Нельзя не подчеркнуть, что равную долю ответственности за формирование этой модели экономической системы в нашей стране, а значит, и за характеризующее ее состояние бедности значительной части населения, должны по праву разделить между собой как государство, которое последовательно сбрасывает с себя заботу о функционировании и развитии социально-культурной сферы, фундаментальной науки (что проявилось в начавшемся в 2013 г. реформировании Российской Академии наук), так и общество, которое еще в советский период утратило свою способность активно бороться за реализацию экономических интересов своих членов. Если в развитых странах с демократическими традициями угроза внесения даже небольших поправок в трудовой кодекс выводит на улицы миллионы человек, то российское общество зачастую безмолвствует даже в ситуации, когда попираются сами его жизненные устои. Можно ли в этих условиях удивляться стремлению властей все трудности переходного периода к рыночной экономике последовательно перекладывать на плечи народа?
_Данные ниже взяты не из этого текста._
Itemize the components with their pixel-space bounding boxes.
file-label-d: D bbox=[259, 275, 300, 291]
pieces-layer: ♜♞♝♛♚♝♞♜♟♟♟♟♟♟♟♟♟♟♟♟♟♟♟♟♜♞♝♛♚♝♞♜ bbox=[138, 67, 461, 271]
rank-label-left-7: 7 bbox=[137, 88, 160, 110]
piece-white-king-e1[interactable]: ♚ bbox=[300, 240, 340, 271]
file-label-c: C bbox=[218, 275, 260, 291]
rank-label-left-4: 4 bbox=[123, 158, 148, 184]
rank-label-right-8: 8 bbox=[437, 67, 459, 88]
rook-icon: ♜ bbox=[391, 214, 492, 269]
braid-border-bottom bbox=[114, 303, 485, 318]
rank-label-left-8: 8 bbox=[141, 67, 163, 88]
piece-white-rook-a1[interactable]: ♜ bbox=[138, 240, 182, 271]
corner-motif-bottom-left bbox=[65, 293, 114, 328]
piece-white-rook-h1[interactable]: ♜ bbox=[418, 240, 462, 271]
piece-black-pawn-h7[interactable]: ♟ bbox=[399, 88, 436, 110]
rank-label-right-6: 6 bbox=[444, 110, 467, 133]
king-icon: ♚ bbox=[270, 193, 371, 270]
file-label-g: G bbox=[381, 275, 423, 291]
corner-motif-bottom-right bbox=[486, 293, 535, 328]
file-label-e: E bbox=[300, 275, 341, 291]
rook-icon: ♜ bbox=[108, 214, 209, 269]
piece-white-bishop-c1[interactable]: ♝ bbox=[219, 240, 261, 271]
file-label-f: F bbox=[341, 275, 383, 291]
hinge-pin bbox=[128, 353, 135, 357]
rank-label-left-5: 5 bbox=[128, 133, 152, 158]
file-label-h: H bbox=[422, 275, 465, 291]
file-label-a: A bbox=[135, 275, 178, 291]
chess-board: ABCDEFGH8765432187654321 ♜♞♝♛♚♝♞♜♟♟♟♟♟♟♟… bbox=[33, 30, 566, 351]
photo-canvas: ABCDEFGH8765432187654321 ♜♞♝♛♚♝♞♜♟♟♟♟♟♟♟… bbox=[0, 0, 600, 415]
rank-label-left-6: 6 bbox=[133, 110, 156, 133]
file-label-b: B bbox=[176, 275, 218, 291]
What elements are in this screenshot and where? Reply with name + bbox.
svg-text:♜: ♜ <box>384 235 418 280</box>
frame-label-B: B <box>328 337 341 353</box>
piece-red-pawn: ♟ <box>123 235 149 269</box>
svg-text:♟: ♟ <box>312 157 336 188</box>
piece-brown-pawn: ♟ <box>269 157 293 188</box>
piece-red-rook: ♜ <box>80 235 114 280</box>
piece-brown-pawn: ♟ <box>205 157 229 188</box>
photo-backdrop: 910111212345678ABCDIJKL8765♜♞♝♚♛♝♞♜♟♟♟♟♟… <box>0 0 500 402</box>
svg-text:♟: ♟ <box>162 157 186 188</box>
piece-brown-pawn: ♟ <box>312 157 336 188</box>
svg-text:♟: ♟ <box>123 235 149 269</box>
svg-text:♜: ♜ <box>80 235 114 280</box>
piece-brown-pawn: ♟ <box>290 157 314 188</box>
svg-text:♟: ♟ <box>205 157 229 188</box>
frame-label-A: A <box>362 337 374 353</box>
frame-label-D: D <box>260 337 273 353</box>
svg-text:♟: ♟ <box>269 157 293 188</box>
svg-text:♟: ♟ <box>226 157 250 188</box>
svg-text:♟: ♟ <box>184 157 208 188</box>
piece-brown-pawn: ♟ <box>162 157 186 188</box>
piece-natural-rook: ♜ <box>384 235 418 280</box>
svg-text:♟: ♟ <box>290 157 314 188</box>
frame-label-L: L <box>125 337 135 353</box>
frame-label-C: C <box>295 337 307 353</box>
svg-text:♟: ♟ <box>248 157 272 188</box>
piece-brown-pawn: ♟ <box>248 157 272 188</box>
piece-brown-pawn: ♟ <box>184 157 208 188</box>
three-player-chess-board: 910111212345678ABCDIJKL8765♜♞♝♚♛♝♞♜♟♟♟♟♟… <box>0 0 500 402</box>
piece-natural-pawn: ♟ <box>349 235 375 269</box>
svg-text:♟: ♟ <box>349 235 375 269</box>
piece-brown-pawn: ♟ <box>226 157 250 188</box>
Конечно, как и любая другая разновидность экономической системы, мафиозно-бюрократическая модель реализует и некоторые позитивные функции. Ее становление позволило эволюционным путем демонтировать некоторые фундаментальные устои планово-регулируемой советской экономики (прежде всего структуру отношений собственности), избежав полномасштабных социально-политических конфликтов в ходе распада сверхдержавы. И хотя в России свершилась далеко не бархатная революция, военных конфликтов между различными народами (за исключением Чечни) все же не наблюдалось. Однако созидательный потенциал этой навязанной нам извне модели серьезно ограничен: в ее рамках невозможны формирование цивилизованных рыночных отношений, неуклонный рост эффективности производства и движение к постиндустриальному обществу, рациональное использование бюджетных средств, искоренение «голландской болезни», повышение уровня жизни большинства населения. Олигархическая модель является тупиковой ветвью цивилизации, и нынешняя эволюция российского общества в русле данной модели, по сути, лишь отдаляет во времени момент действительного выбора среди вариантов смешанной экономики. Сама практика последних почти двух десятилетий доказывает недееспособность подобной модели, нецелесообразность ее сохранения в будущем и объективную потребность в ее трансформации в качественно иной социальный организм. По мнению С. Губанова, «объективно назрел крутой поворот к государственно-регулируемому хозяйству, вертикально-интегрированному по своему строению и социально-ориентированному по стимулам и результатам труда, а также централизованному воздействию на распределение вновь созданной стоимости». Но этот поворот возможен лишь в случае нахождения действенных механизмов, обеспечивающих трансформацию сложившейся в прошлом модели социально-экономического устройства российского общества. Между тем к настоящему времени долгосрочным правительственным программам (включая «Программу 2020») присущи как иллюзорное представление о производственных возможностях государственно-корпоративной модели, так и явная диспропорция между масштабными целевыми установками и аморфным инструментальным обеспечением их реализации. Причем зачастую вместо конкретных детализированных алгоритмов целевой ориентир включает лишь то, что актуально для любой страны на любом этапе ее развития.